Just like Flesh Gothic was Lee's version of the haunted house story, The Backwoods is his version of the homecoming (a theme Tom Piccirilli has explored to great effect) and his self-stated attempt to redefine the "redneck mythos."

Successful Washington, D.C., lawyer (she just made partner) Patricia White is returning home to Agan's Point, Virginia, out of respect for her sister Judy, whose husband Dwayne's funeral is taking place (though it seems everyone in town but Judy knew what an awful guy Dwayne really was). The trouble is, home doesn't feel much like home to Patricia. Something horrible happened to her in nearby Bowen's Field and returning to southern Virginia dredges all that up every time she comes back.

But it's her sister, and that's what sisters do. Judy runs the local blue-crab trapping company, and most of her employees consist of Squatters, a communal people who all have jet black hair (even the ancient patriarch, Everd Stanherd) and women who develop early and well (it is an Ed Lee novel, after all, what did you expect?).

But some of the Squatters are beginning to disappear mysteriously, and once Patricia arrives, more disappearances (and murders) begin occurring in rapid succession. Rumors fly that Dwayne's "undetermined and curious" death may have been just the beginning of a series of interlinked oddball deaths.

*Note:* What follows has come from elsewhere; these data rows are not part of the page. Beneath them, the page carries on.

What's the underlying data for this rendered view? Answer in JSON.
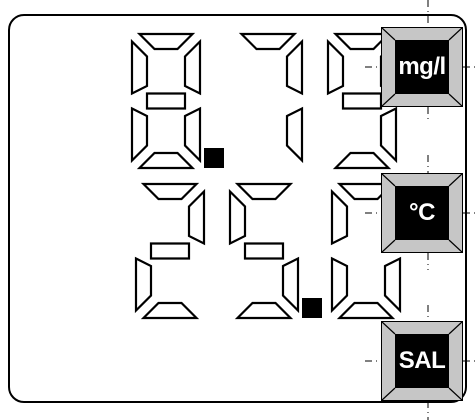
{
  "meter": {
    "primary_reading": "8.79",
    "secondary_reading": "25.0",
    "buttons": [
      {
        "id": "mg-l",
        "label": "mg/l"
      },
      {
        "id": "deg-c",
        "label": "°C"
      },
      {
        "id": "sal",
        "label": "SAL"
      }
    ]
  },
  "colors": {
    "segment": "#000000",
    "button_bevel": "#c6c6c6",
    "button_face": "#000000",
    "button_text": "#ffffff"
  }
}
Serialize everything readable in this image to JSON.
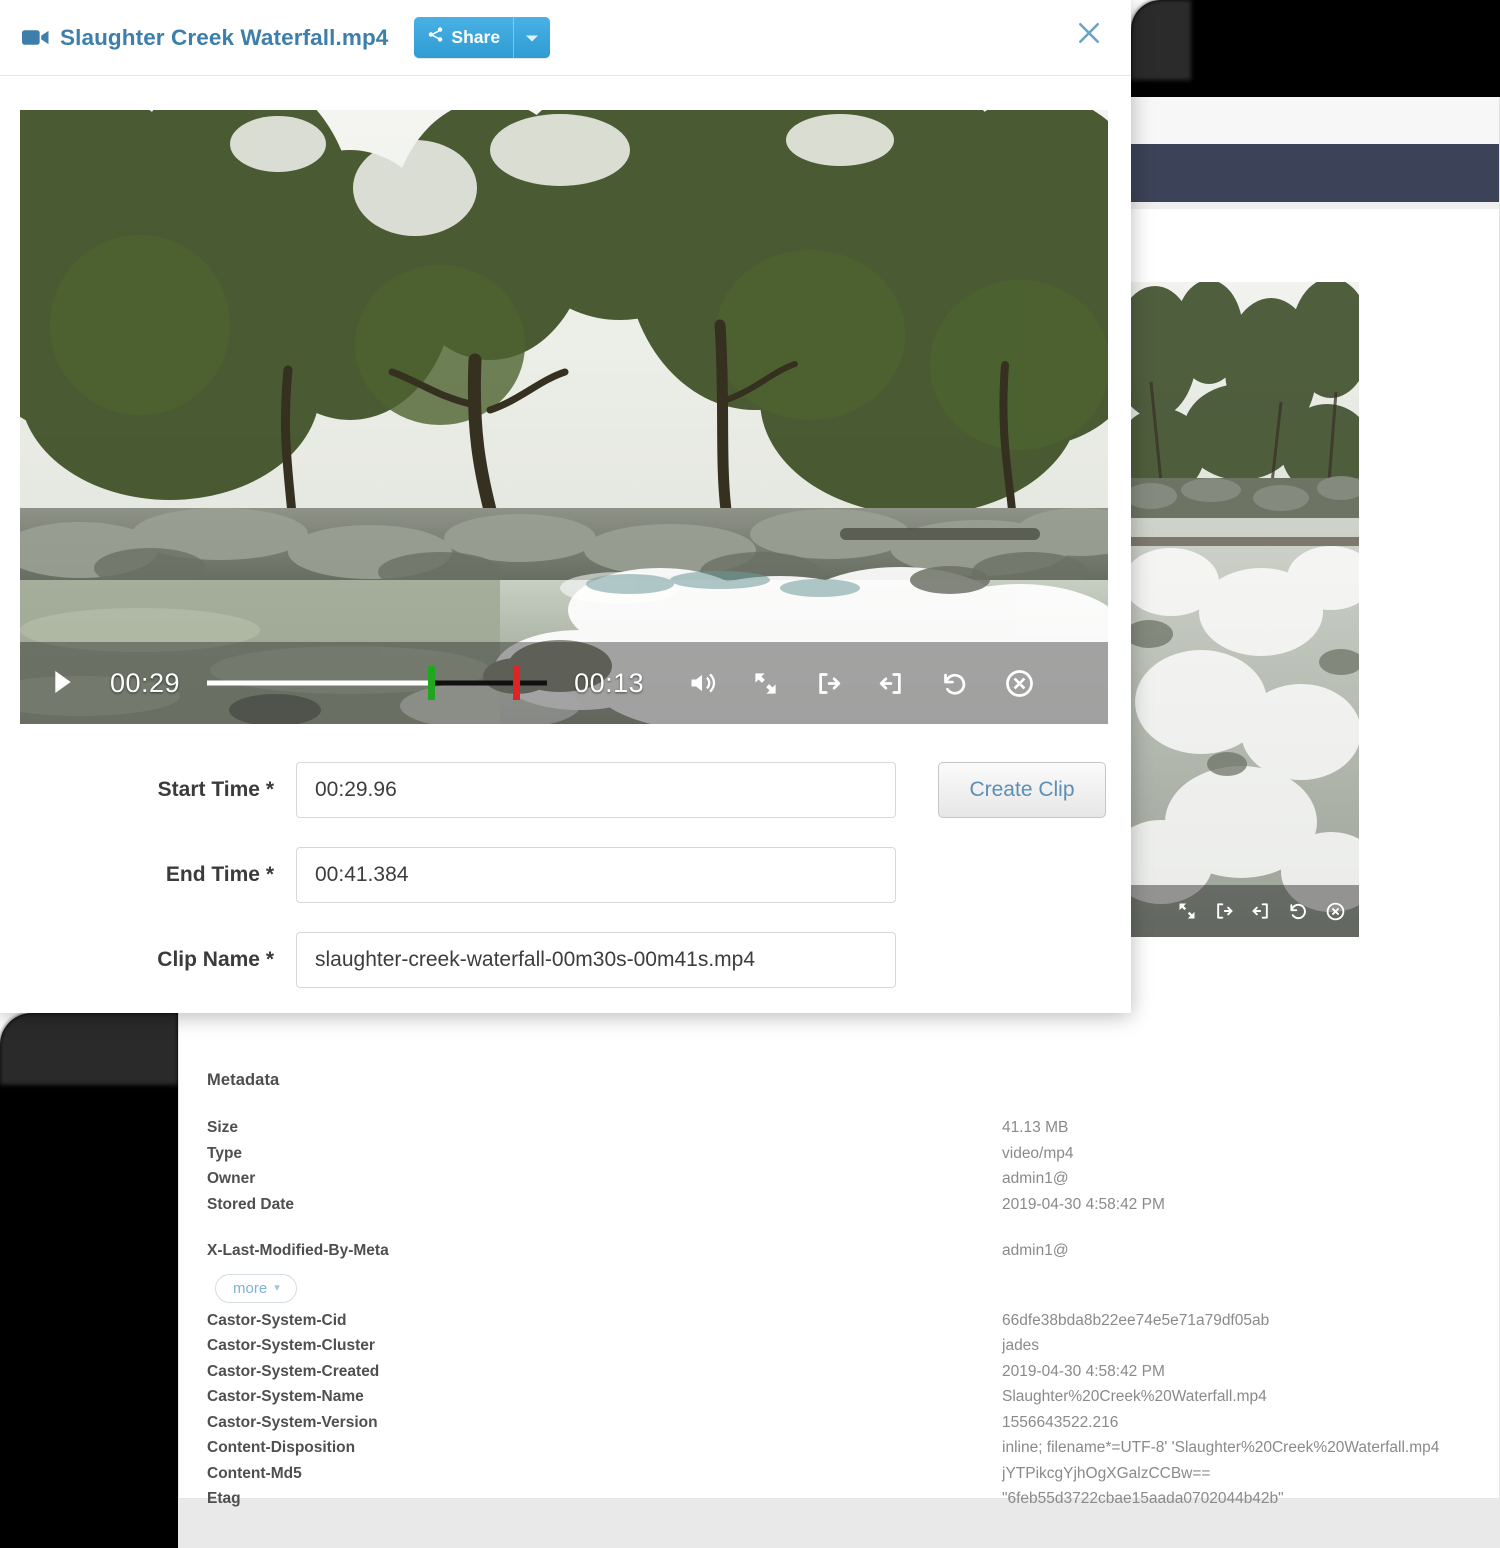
{
  "modal": {
    "title": "Slaughter Creek Waterfall.mp4",
    "title_icon": "video-camera-icon",
    "share_label": "Share",
    "share_icon": "share-icon",
    "share_caret_icon": "caret-down-icon",
    "close_icon": "close-icon"
  },
  "player": {
    "play_icon": "play-icon",
    "current_time": "00:29",
    "remaining_time": "00:13",
    "progress_percent": 66,
    "start_marker_percent": 66,
    "end_marker_percent": 91,
    "start_marker_color": "#1fa81f",
    "end_marker_color": "#e02424",
    "controls": [
      {
        "name": "volume-icon",
        "label": "Volume"
      },
      {
        "name": "fullscreen-icon",
        "label": "Fullscreen"
      },
      {
        "name": "set-clip-start-icon",
        "label": "Set clip start"
      },
      {
        "name": "set-clip-end-icon",
        "label": "Set clip end"
      },
      {
        "name": "reset-icon",
        "label": "Reset"
      },
      {
        "name": "cancel-clip-icon",
        "label": "Cancel clip"
      }
    ]
  },
  "form": {
    "start_time": {
      "label": "Start Time *",
      "value": "00:29.96",
      "placeholder": "Start Time"
    },
    "end_time": {
      "label": "End Time *",
      "value": "00:41.384",
      "placeholder": "End Time"
    },
    "clip_name": {
      "label": "Clip Name *",
      "value": "slaughter-creek-waterfall-00m30s-00m41s.mp4",
      "placeholder": "Clip Name"
    },
    "create_clip_label": "Create Clip"
  },
  "metadata": {
    "title": "Metadata",
    "more_label": "more",
    "more_icon": "chevron-down-icon",
    "primary_rows": [
      {
        "key": "Size",
        "value": "41.13 MB"
      },
      {
        "key": "Type",
        "value": "video/mp4"
      },
      {
        "key": "Owner",
        "value": "admin1@"
      },
      {
        "key": "Stored Date",
        "value": "2019-04-30 4:58:42 PM"
      }
    ],
    "modified_row": {
      "key": "X-Last-Modified-By-Meta",
      "value": "admin1@"
    },
    "extended_rows": [
      {
        "key": "Castor-System-Cid",
        "value": "66dfe38bda8b22ee74e5e71a79df05ab"
      },
      {
        "key": "Castor-System-Cluster",
        "value": "jades"
      },
      {
        "key": "Castor-System-Created",
        "value": "2019-04-30 4:58:42 PM"
      },
      {
        "key": "Castor-System-Name",
        "value": "Slaughter%20Creek%20Waterfall.mp4"
      },
      {
        "key": "Castor-System-Version",
        "value": "1556643522.216"
      },
      {
        "key": "Content-Disposition",
        "value": "inline; filename*=UTF-8' 'Slaughter%20Creek%20Waterfall.mp4"
      },
      {
        "key": "Content-Md5",
        "value": "jYTPikcgYjhOgXGalzCCBw=="
      },
      {
        "key": "Etag",
        "value": "\"6feb55d3722cbae15aada0702044b42b\""
      }
    ]
  },
  "background_window": {
    "navbar_color": "#3c4258",
    "preview_controls": [
      {
        "name": "fullscreen-icon"
      },
      {
        "name": "set-clip-start-icon"
      },
      {
        "name": "set-clip-end-icon"
      },
      {
        "name": "reset-icon"
      },
      {
        "name": "cancel-clip-icon"
      }
    ]
  },
  "colors": {
    "accent_blue": "#36a4db",
    "title_blue": "#3d7eaa",
    "navbar_navy": "#3c4258",
    "marker_green": "#1fa81f",
    "marker_red": "#e02424"
  }
}
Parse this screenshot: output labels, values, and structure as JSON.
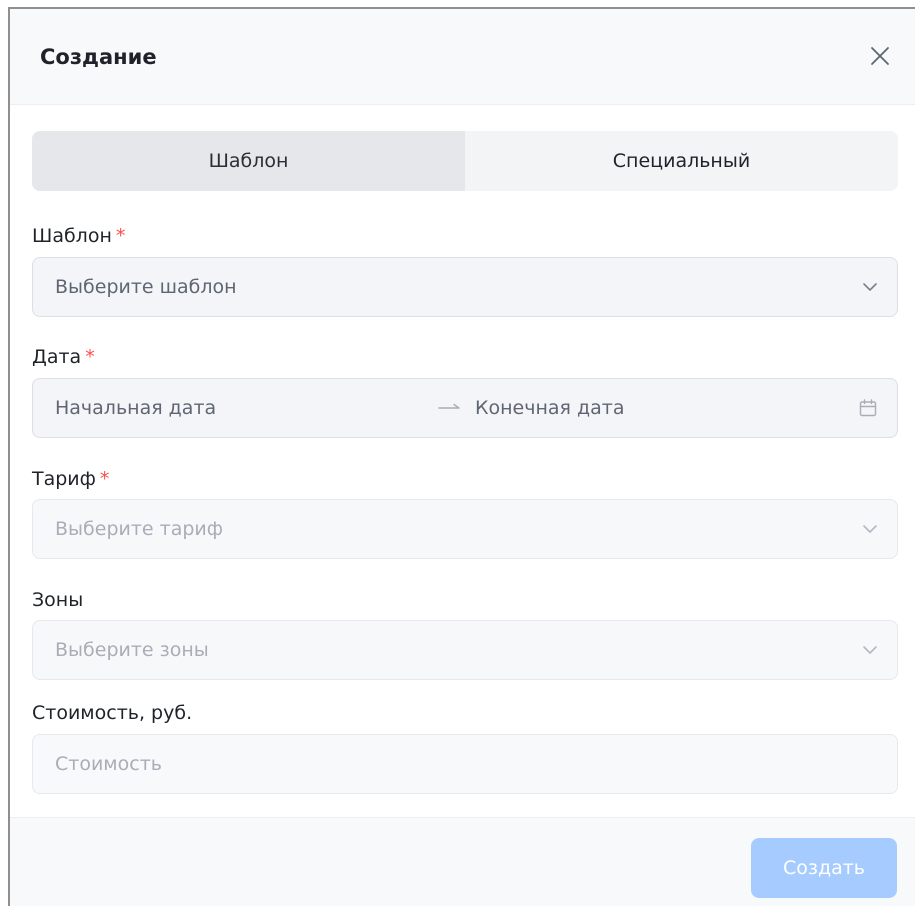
{
  "dialog": {
    "title": "Создание",
    "close_icon": "close-icon"
  },
  "tabs": [
    {
      "label": "Шаблон",
      "active": true
    },
    {
      "label": "Специальный",
      "active": false
    }
  ],
  "form": {
    "template": {
      "label": "Шаблон",
      "required_mark": "*",
      "placeholder": "Выберите шаблон"
    },
    "date": {
      "label": "Дата",
      "required_mark": "*",
      "start_placeholder": "Начальная дата",
      "end_placeholder": "Конечная дата"
    },
    "tariff": {
      "label": "Тариф",
      "required_mark": "*",
      "placeholder": "Выберите тариф"
    },
    "zones": {
      "label": "Зоны",
      "placeholder": "Выберите зоны"
    },
    "cost": {
      "label": "Стоимость, руб.",
      "placeholder": "Стоимость"
    }
  },
  "footer": {
    "submit_label": "Создать"
  },
  "colors": {
    "required": "#ff4d4f",
    "primary_disabled": "#a6ccff"
  }
}
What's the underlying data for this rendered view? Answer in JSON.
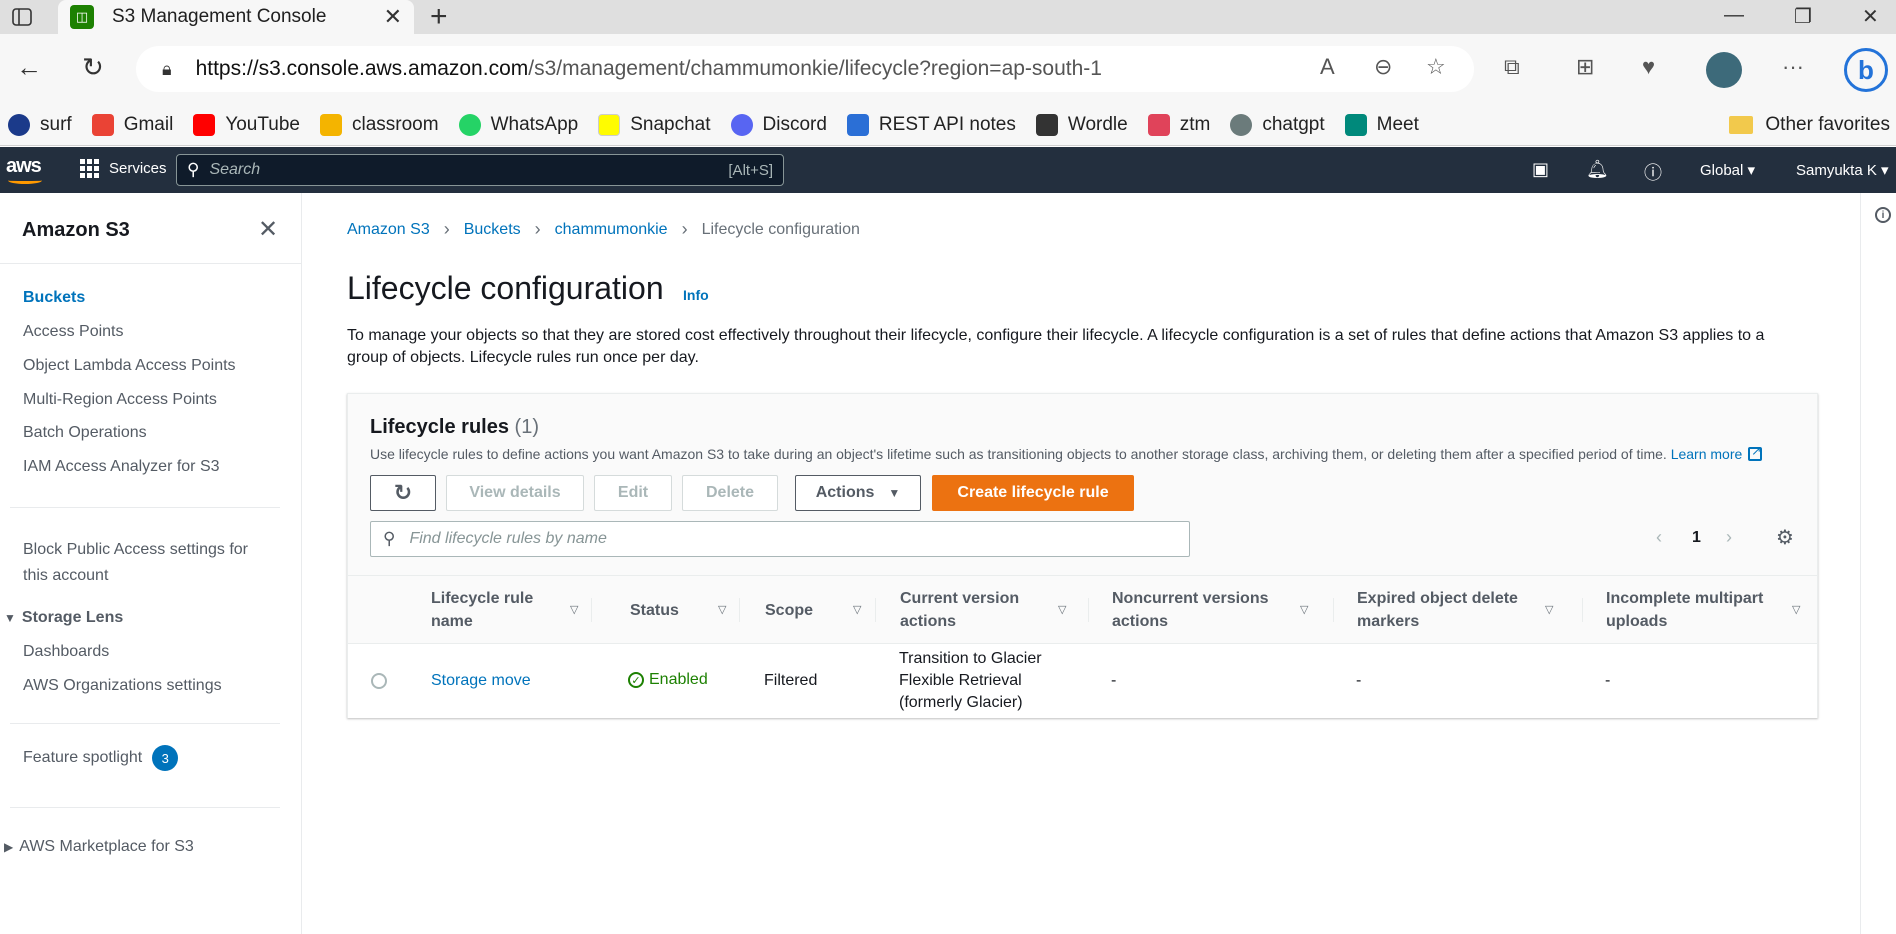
{
  "browser": {
    "tab_title": "S3 Management Console",
    "url_host": "https://s3.console.aws.amazon.com",
    "url_path": "/s3/management/chammumonkie/lifecycle?region=ap-south-1",
    "bookmarks": [
      {
        "label": "surf",
        "color": "#1b3a8a"
      },
      {
        "label": "Gmail",
        "color": "#ea4335"
      },
      {
        "label": "YouTube",
        "color": "#ff0000"
      },
      {
        "label": "classroom",
        "color": "#f4b400"
      },
      {
        "label": "WhatsApp",
        "color": "#25d366"
      },
      {
        "label": "Snapchat",
        "color": "#fffc00"
      },
      {
        "label": "Discord",
        "color": "#5865f2"
      },
      {
        "label": "REST API notes",
        "color": "#2b6fd6"
      },
      {
        "label": "Wordle",
        "color": "#333333"
      },
      {
        "label": "ztm",
        "color": "#e0435a"
      },
      {
        "label": "chatgpt",
        "color": "#6b7b7b"
      },
      {
        "label": "Meet",
        "color": "#00897b"
      }
    ],
    "other_favorites": "Other favorites"
  },
  "aws_nav": {
    "logo": "aws",
    "services": "Services",
    "search_placeholder": "Search",
    "search_shortcut": "[Alt+S]",
    "region": "Global",
    "user": "Samyukta K"
  },
  "sidebar": {
    "title": "Amazon S3",
    "items": [
      {
        "label": "Buckets"
      },
      {
        "label": "Access Points"
      },
      {
        "label": "Object Lambda Access Points"
      },
      {
        "label": "Multi-Region Access Points"
      },
      {
        "label": "Batch Operations"
      },
      {
        "label": "IAM Access Analyzer for S3"
      }
    ],
    "block_public_line1": "Block Public Access settings for",
    "block_public_line2": "this account",
    "storage_lens": "Storage Lens",
    "storage_lens_items": [
      "Dashboards",
      "AWS Organizations settings"
    ],
    "feature_spotlight": "Feature spotlight",
    "feature_spotlight_count": "3",
    "marketplace": "AWS Marketplace for S3"
  },
  "breadcrumb": [
    "Amazon S3",
    "Buckets",
    "chammumonkie",
    "Lifecycle configuration"
  ],
  "page": {
    "title": "Lifecycle configuration",
    "info": "Info",
    "description": "To manage your objects so that they are stored cost effectively throughout their lifecycle, configure their lifecycle. A lifecycle configuration is a set of rules that define actions that Amazon S3 applies to a group of objects. Lifecycle rules run once per day."
  },
  "rules_panel": {
    "title": "Lifecycle rules",
    "count": "(1)",
    "description": "Use lifecycle rules to define actions you want Amazon S3 to take during an object's lifetime such as transitioning objects to another storage class, archiving them, or deleting them after a specified period of time.",
    "learn_more": "Learn more",
    "buttons": {
      "view_details": "View details",
      "edit": "Edit",
      "delete": "Delete",
      "actions": "Actions",
      "create": "Create lifecycle rule"
    },
    "filter_placeholder": "Find lifecycle rules by name",
    "page_number": "1",
    "columns": [
      {
        "line1": "Lifecycle rule",
        "line2": "name"
      },
      {
        "line1": "Status",
        "line2": ""
      },
      {
        "line1": "Scope",
        "line2": ""
      },
      {
        "line1": "Current version",
        "line2": "actions"
      },
      {
        "line1": "Noncurrent versions",
        "line2": "actions"
      },
      {
        "line1": "Expired object delete",
        "line2": "markers"
      },
      {
        "line1": "Incomplete multipart",
        "line2": "uploads"
      }
    ],
    "rows": [
      {
        "name": "Storage move",
        "status": "Enabled",
        "scope": "Filtered",
        "current_actions": [
          "Transition to Glacier",
          "Flexible Retrieval",
          "(formerly Glacier)"
        ],
        "noncurrent_actions": "-",
        "expired_markers": "-",
        "incomplete_uploads": "-"
      }
    ]
  }
}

Questions abound: Why is the location of Patricia's trauma resulting in an unexplained burst of sexual feelings? Why is a local developer so interested in getting Judy to sell off her land? Why are so many of the presumed-teetotalling Squatters getting involved in crystal methamphetamine? And what the hell does "wenden" mean?

To his credit, Lee doesn't pull out all the stops in The Backwoods, leaving a bit to the reader's imagination this time around. It's probably still not something your grandma would like, but it feels less like "hardcore horror" and more like just a damned good read. Lee's signature style shines through, along with his focus on the importance of fully describing a setting -- just with a little more class than, say, Monstrosity or Messenger. (Certainly more than The Chosen, though that was the one that showed me what an "Edward Lee" novel was, and why Richard Laymon called him "the living legend of literary mayhem.") The supernatural aspect that pops up by way of explanation is rather unsatisfying, but it does lead to a surprisingly effective finish. If this pattern keeps up, I'll be very interested to see what Lee comes up with next.